It's been a laborious and painstaking exercise but I spent all morning creating and testing a dummy table with 3 combinations of 2 columns - clustered and unique nonclustered; clustered and nonclustered & clustered only:
In the first 2 instances (clustered and nonclustered (with unique constraint) AND clustered and nonclustered), "selecting *" gave me resultset ordered by nonclustered index and "selecting * with where clause on clustered index" gave me a resultset ordered by clustered index.
When I had only the one clustered index on table and queried it I always got the resultset ordered by indexed column (regardless of "select *" or "select * with where clause")
I haven't gotten to a point where I add several more indexes on the table and see what indexes have scanning priority!
This exercise may seem very basic to the likes of Chris, Frank & Remi but follow the link here to read the article on this site on the orderby clause and the conclusion the author reaches.....

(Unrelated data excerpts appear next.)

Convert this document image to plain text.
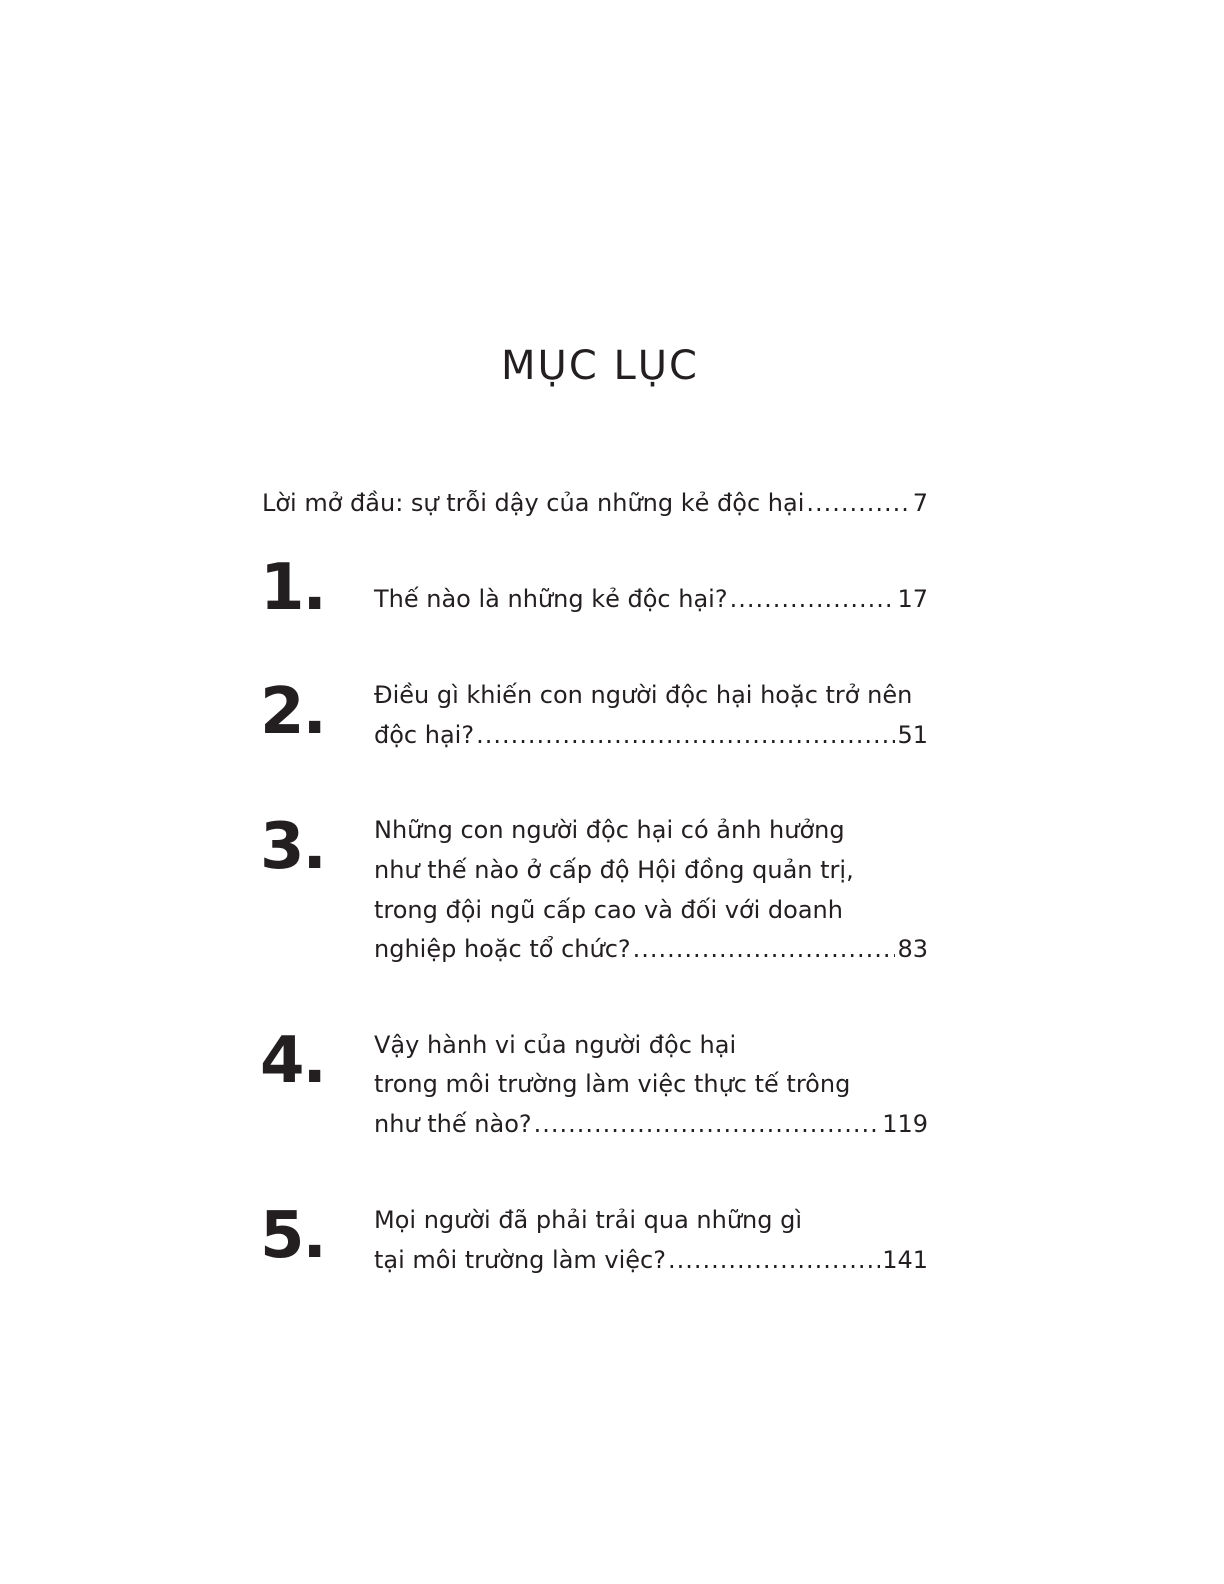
MỤC LỤC
Lời mở đầu: sự trỗi dậy của những kẻ độc hại .....	7
1. Thế nào là những kẻ độc hại? .....	17
2. Điều gì khiến con người độc hại hoặc trở nên
độc hại? .....	51
3. Những con người độc hại có ảnh hưởng
như thế nào ở cấp độ Hội đồng quản trị,
trong đội ngũ cấp cao và đối với doanh
nghiệp hoặc tổ chức? .....	83
4. Vậy hành vi của người độc hại
trong môi trường làm việc thực tế trông
như thế nào? .....	119
5. Mọi người đã phải trải qua những gì
tại môi trường làm việc? .....	141
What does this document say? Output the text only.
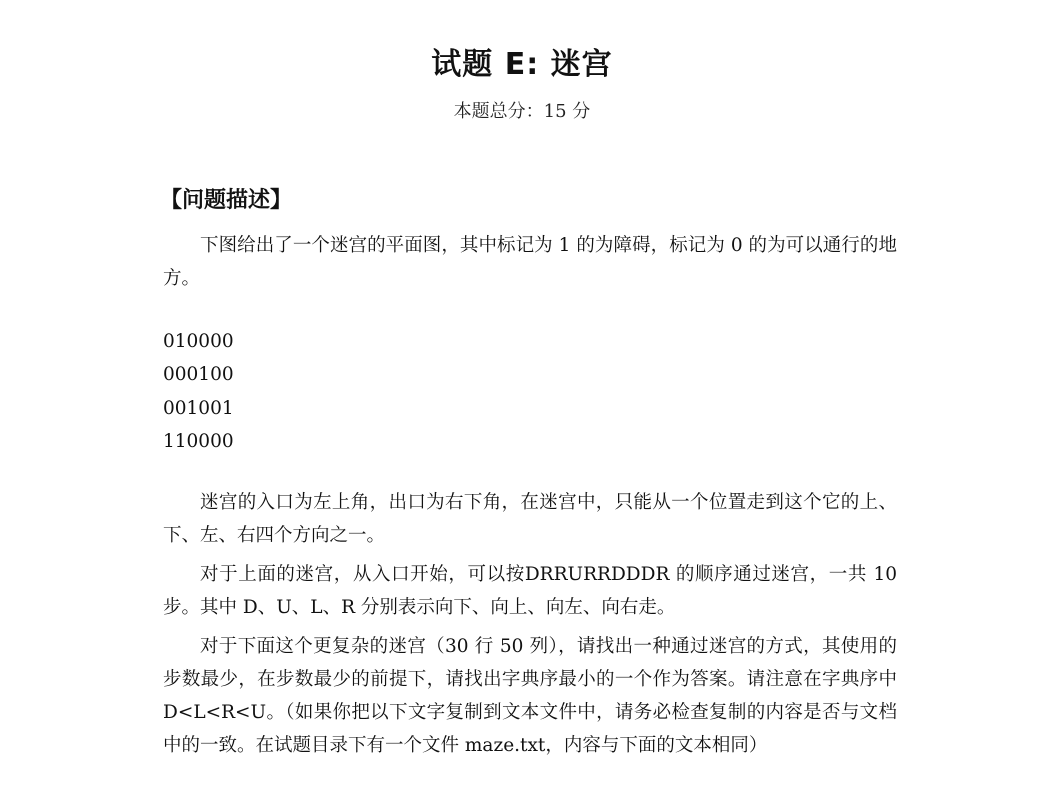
试题 E: 迷宫
本题总分：15 分
【问题描述】

下图给出了一个迷宫的平面图，其中标记为 1 的为障碍，标记为 0 的为可以通行的地方。

010000
000100
001001
110000

迷宫的入口为左上角，出口为右下角，在迷宫中，只能从一个位置走到这个它的上、下、左、右四个方向之一。

对于上面的迷宫，从入口开始，可以按DRRURRDDDR 的顺序通过迷宫，一共 10 步。其中 D、U、L、R 分别表示向下、向上、向左、向右走。

对于下面这个更复杂的迷宫（30 行 50 列），请找出一种通过迷宫的方式，其使用的步数最少，在步数最少的前提下，请找出字典序最小的一个作为答案。请注意在字典序中D<L<R<U。（如果你把以下文字复制到文本文件中，请务必检查复制的内容是否与文档中的一致。在试题目录下有一个文件 maze.txt，内容与下面的文本相同）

http://qa.sqlservercentral.com/columnists/gvijayakumar/whentousetheorderbyclause.asp
Lastly - getting back to what Joel found - that the orderby was always per clustered index till he hit x # of rows...how does that fit in with all this ?!
Maybe one of you could undertake to write another article (as a sort of addendum to the one posted in the link) to explain further the sequence of index scans when there are 2 or more indexes in a table with combinations of clustered and/or non ?! (mais Remi - pas en français s'il vous plaît <;-)
Or is this a request I should send to Steve/Andy ?!